Henry looked away, held up his hand, and gave a quick shake of his head. “You’re going to exercise the clause b
ecause of Jonny?”
“It’s only for a couple of hours,” she said pleadingly. “In between the Woman Warrior of the Year Awards and the leg event. Look,” she said, pointing at the red booties. “There they are. Monica’s shoes.”
“You are going to kill Monica at the Woman Warrior of the Year Awards and then bring her back to life at the Shoe Unveiling?” Henry’s voice was beginning to sound thunderous.
“Yes,” Pandy said quietly.
“Who is she, Tinker Bell?”
Pandy shrugged.
“You can’t just go around killing creations and then bringing them back to life,” Henry snapped.
“Why not?”
“Because it’s cheap. It’s soap opera—”
“It’s drama. Monica will die, Jonny will get a talking-to from the mob, and when all that is taken care of, PJ Wallis and Monica will rise up like two phoenixes from the ashes, and everyone will love them again!”
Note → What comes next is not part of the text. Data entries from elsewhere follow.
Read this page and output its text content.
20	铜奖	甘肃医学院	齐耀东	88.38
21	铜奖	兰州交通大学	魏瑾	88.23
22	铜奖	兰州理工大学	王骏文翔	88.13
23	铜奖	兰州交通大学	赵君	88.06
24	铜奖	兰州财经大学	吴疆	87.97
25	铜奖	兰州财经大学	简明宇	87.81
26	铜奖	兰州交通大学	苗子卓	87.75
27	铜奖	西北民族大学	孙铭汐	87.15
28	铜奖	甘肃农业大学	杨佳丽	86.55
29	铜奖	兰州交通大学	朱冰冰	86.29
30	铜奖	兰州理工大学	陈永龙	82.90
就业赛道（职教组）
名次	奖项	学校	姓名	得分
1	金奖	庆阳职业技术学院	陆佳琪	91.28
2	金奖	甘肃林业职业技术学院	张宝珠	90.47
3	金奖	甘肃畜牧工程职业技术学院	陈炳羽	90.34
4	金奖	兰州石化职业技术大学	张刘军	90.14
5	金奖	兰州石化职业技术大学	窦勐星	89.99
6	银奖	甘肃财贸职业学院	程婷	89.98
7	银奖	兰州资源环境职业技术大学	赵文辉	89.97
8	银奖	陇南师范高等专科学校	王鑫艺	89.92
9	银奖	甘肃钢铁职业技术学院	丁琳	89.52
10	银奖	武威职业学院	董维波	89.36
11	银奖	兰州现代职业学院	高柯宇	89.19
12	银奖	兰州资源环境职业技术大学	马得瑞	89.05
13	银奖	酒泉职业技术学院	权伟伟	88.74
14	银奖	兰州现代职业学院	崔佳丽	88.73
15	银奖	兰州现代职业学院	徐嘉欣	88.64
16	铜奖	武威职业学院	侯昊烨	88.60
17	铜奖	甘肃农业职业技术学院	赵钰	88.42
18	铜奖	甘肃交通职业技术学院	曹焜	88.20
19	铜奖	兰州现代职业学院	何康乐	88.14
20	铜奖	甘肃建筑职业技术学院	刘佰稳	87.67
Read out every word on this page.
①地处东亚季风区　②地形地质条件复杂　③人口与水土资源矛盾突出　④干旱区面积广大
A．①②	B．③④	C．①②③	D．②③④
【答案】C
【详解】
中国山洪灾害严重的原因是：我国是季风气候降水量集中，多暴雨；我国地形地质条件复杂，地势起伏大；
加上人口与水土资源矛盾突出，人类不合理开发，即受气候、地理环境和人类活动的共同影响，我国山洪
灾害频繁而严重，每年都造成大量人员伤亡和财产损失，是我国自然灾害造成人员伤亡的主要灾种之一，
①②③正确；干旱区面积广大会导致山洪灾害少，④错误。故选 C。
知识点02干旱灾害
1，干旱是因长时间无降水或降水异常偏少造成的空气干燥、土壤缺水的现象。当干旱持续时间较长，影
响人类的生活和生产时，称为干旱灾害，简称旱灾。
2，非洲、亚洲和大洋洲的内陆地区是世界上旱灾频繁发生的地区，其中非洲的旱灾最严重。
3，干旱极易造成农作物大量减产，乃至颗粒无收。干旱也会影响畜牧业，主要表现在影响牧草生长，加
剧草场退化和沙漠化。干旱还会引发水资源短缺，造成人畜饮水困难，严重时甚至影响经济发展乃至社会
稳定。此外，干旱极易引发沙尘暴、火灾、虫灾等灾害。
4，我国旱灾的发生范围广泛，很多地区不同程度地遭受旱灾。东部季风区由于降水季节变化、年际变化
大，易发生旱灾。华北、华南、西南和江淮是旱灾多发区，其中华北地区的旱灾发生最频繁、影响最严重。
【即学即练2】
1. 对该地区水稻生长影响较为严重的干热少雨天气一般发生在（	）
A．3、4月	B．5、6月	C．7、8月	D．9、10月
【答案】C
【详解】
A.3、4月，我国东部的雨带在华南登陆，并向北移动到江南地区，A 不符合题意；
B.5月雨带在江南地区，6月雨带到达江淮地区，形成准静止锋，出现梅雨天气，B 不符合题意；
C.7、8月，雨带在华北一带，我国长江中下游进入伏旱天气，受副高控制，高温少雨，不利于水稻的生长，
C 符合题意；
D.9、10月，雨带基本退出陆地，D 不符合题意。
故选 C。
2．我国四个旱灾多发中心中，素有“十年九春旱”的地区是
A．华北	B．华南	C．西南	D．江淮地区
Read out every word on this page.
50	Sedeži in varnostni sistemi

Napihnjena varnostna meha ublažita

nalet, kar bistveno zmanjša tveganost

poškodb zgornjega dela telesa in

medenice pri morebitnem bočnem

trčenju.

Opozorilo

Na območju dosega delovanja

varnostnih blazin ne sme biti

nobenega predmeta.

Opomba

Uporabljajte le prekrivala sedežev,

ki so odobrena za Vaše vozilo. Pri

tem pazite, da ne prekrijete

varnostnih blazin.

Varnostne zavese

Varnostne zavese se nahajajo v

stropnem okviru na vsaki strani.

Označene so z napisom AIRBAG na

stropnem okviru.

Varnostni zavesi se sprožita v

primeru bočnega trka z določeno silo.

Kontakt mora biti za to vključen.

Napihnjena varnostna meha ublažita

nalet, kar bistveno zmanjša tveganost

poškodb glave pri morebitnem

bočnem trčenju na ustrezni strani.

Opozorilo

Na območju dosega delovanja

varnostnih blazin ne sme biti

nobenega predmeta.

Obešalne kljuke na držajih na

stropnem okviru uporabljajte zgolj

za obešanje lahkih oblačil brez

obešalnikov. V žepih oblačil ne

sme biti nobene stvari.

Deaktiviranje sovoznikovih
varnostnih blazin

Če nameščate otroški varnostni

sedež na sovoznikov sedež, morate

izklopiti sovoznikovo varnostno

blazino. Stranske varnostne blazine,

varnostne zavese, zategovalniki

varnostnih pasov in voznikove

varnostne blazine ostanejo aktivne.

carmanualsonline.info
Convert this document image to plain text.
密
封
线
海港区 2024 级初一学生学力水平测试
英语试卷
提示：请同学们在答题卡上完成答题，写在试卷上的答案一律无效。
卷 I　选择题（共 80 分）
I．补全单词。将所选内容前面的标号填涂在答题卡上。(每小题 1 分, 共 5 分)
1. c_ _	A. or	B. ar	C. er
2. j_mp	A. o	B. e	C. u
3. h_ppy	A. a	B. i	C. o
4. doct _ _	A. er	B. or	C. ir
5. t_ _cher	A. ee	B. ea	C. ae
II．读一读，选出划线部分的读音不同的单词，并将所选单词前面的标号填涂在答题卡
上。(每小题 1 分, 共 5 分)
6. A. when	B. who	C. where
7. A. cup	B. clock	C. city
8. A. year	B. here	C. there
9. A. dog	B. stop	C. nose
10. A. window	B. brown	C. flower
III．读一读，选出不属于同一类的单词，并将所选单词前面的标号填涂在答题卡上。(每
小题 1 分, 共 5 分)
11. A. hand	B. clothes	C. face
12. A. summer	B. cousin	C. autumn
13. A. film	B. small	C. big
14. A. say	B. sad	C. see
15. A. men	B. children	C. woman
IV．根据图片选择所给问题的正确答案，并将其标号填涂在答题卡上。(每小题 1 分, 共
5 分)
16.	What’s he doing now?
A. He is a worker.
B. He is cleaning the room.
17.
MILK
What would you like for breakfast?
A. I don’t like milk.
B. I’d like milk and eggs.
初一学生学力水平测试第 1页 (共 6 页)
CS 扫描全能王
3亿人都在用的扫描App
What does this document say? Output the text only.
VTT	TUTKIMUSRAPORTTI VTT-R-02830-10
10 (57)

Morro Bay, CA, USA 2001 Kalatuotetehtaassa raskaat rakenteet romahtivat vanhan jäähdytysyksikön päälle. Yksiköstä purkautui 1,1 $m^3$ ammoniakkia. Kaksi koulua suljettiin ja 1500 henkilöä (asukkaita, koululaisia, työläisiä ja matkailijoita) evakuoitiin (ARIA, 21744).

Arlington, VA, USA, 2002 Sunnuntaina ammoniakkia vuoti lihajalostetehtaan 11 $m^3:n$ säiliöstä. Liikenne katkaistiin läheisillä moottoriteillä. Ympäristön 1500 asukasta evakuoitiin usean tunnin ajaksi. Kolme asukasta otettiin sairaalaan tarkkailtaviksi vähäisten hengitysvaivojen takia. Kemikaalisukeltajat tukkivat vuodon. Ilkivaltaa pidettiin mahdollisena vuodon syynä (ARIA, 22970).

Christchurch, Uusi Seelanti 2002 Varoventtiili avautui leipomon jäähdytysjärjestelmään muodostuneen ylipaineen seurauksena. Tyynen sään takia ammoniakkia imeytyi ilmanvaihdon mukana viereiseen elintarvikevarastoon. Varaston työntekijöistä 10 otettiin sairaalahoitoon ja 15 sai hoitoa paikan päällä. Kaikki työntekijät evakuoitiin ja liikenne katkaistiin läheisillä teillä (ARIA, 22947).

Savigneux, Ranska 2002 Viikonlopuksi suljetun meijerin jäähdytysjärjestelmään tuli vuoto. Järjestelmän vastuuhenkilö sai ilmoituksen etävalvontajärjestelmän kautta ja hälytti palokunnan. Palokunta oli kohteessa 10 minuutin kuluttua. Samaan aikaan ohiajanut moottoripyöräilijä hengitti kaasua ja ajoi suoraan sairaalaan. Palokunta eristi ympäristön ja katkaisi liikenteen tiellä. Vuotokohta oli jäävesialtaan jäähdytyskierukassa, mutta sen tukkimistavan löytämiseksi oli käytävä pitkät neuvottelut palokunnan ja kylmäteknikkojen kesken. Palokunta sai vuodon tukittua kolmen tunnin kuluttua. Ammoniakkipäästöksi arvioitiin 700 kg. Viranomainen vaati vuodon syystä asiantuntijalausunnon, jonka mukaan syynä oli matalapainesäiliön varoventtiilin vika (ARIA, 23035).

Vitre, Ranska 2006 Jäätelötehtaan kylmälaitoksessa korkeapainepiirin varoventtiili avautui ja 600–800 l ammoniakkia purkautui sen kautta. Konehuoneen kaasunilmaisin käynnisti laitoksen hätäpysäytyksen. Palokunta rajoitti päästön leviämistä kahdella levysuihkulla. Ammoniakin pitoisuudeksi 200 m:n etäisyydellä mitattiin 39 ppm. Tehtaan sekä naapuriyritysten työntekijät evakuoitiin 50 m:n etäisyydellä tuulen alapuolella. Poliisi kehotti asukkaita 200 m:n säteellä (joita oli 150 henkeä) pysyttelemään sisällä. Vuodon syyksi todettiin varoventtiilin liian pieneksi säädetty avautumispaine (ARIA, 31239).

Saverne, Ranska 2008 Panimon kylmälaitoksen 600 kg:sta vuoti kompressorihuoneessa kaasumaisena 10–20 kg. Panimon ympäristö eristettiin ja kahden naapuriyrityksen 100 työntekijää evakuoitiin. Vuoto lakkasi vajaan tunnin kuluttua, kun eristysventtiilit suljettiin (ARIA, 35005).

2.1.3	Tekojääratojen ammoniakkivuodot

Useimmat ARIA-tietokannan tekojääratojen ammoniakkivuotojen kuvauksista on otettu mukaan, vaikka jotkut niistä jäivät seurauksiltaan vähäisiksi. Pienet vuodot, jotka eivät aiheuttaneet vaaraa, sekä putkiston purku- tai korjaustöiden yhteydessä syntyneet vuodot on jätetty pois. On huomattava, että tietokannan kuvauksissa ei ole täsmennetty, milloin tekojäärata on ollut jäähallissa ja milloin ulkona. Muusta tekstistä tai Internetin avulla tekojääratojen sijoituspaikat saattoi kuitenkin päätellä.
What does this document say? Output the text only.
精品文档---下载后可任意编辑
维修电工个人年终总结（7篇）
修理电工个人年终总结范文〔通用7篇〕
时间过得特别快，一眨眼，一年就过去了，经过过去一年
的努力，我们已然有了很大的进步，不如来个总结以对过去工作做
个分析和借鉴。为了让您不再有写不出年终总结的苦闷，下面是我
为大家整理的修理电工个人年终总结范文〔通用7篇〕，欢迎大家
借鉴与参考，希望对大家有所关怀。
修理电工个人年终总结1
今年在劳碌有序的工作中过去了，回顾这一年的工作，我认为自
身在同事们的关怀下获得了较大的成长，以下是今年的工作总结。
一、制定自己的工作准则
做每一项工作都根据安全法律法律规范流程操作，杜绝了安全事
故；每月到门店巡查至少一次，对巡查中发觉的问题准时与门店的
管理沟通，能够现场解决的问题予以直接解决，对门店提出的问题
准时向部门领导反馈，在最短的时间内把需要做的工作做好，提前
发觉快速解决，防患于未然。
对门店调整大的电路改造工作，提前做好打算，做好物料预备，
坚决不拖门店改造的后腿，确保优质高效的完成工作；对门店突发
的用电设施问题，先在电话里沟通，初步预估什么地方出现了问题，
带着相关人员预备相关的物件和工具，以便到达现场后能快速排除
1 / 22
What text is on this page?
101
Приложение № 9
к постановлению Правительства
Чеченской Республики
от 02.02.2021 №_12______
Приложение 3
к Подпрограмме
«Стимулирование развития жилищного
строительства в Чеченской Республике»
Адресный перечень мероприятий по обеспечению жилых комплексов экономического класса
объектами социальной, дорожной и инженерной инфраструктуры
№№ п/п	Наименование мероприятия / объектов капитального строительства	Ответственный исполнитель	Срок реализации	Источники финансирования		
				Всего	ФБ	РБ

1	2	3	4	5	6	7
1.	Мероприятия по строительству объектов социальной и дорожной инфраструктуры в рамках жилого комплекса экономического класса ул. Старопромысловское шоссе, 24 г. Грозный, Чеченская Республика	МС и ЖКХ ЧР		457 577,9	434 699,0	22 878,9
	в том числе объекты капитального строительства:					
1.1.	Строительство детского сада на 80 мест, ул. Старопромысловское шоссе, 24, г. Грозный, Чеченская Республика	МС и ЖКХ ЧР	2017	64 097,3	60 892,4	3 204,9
“You’re sacrificing Monica and risking everything you’ve ever achieved for a man?”
“I’m doing it for me.”
“No, you are not. You’re doing it to get even with a man. Meaning, once again, you have allowed your actions to be dictated by a man.”
Pandy had had enough. “You’re a fine one to talk.”
Henry paused. He inhaled, exhaled, and then glowered threateningly. “So you’re going to use that as an excuse.”
“Why not?” she said sharply.
“If that’s so, then you, my dear, are pitiful. You’re not the Pandemonia James Wallis I know.”
“Maybe that Pandemonia James Wallis doesn’t exist anymore. Maybe she’s been too beaten down to continue. Just like her sister, Hellenor.”
Henry drew himself up to his full height. Pandy’s heart sank. She and Henry hadn’t had a fight like this for years. Perhaps ever.
Henry held up his hand. “I can see you’ve made up your mind. In that case, I suppose congratulations are in order. Your publisher has agreed to publish Lady Wallis, but only because you are dead.”
“You were the one who told me to stay dead for a couple of hours.”
“I told you to do nothing. Now, because of this spectacle, your publishers will cry fraud. So if you don’t clear this up immediately, as far as I’m concerned, you are dead.”